Agora vamos implentar na nossa rede neural as regularizações L2 e DropOut

In [49]:
num_features = model_transfer.fc.in_features
num_classes = len(train_dataset.classes)

model_transfer.fc = nn.Sequential(
    nn.Linear(num_features, 512),
    nn.ReLU(),
    nn.Dropout(0.5),
    nn.Linear(512, num_classes)
)

model_transfer = model_transfer.to(device)
optimizer = optim.Adam(model_transfer.parameters(), lr=0.001, weight_decay=0.0001)

In [51]:
num_epochs = 10

for eacho in range(num_epochs):
  model_transfer.train()
  running_loss = 0.0
  for inputs, labels in train_loader:
    inputs = inputs.to(device)
    labels = labels.to(device)

    outputs = model_transfer(inputs)
    loss = criterion(outputs, labels)

    optimizer.zero_grad()
    loss.backward()
    optimizer.step()
    running_loss += loss.item()

  epoch_loss = running_loss / len(train_loader)

  model_transfer.eval()
  correct = 0
  total = 0
  with torch.no_grad():
    for inputs, labels in test_loader:
      inputs = inputs.to(device)
      labels = labels.to(device)
      outputs = model_transfer(inputs)
      _, predicted = torch.max(outputs.data, 1)
      total += labels.size(0)
      correct += (predicted == labels).sum().item()

  accuracy = 100 * correct / total
  print(f'Epoch {eacho+1}/{num_epochs}, Loss: {epoch_loss:.4f}, Acurácia Teste: {accuracy:.2f}%')

Epoch 1/10, Loss: 1.5215, Acurácia Teste: 74.49%
Epoch 2/10, Loss: 0.7690, Acurácia Teste: 84.36%
Epoch 3/10, Loss: 0.5532, Acurácia Teste: 87.86%
Epoch 4/10, Loss: 0.4979, Acurácia Teste: 83.54%
Epoch 5/10, Loss: 0.4512, Acurácia Teste: 87.24%
Epoch 6/10, Loss: 0.5121, Acurácia Teste: 88.89%
Epoch 7/10, Loss: 0.2974, Acurácia Teste: 86.42%
Epoch 8/10, Loss: 0.2836, Acurácia Teste: 89.92%
Epoch 9/10, Loss: 0.2461, Acurácia Teste: 89.71%
Epoch 10/10, Loss: 0.2233, Acurácia Teste: 89.51%


Agora ja temos uma acurácia de quse 90% utilizando uma rede pré treinada e alguns métodos de regularização.

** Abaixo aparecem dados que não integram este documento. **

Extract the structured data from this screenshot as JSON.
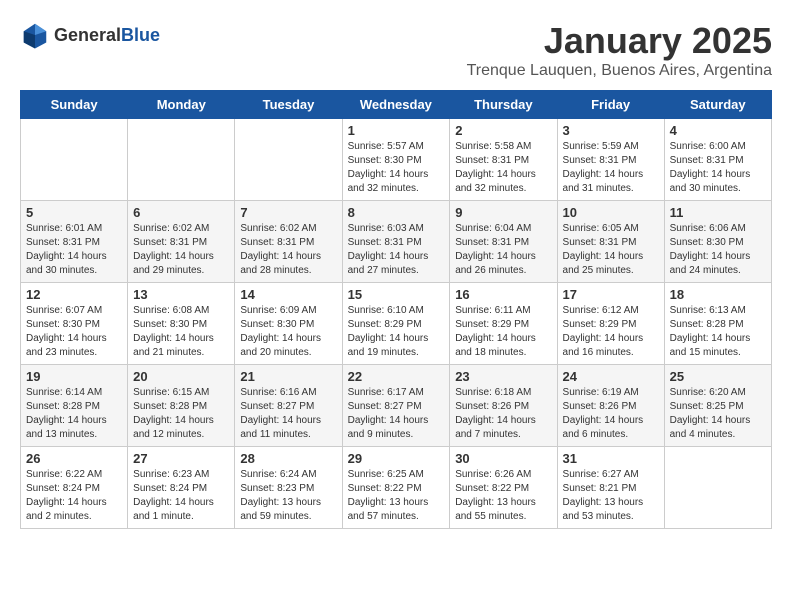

Agora para tentar aumentar ainda mais a acurácia iremos aplicar o Data Augmentation, na prática iremos gerar "novas" imagens baseadas nas ja existentes, fazendo rotações aleatórias, ajuste de cores etc. Assimteremos um conjunto de treino ainda maior

In [52]:

transform_train_resnet = transforms.Compose([
    transforms.RandomResizedCrop(224),
    transforms.RandomHorizontalFlip(),
    transforms.TrivialAugmentWide(),
    transforms.ToTensor(),
    transforms.Normalize(mean=[0.485, 0.456, 0.406], std=[0.229, 0.224, 0.225]),
])

trnsform_test_resnet = transforms.Compose([
    transforms.Resize(256),
    transforms.CenterCrop(224),
    transforms.ToTensor(),
    transforms.Normalize(mean=[0.485, 0.456, 0.406], std=[0.229, 0.224, 0.225]),
])

train_dataset = datasets.ImageFolder(train_dir, transform=transform_train_resnet)
test_dataset = datasets.ImageFolder(test_dir, transform=transform_resnet)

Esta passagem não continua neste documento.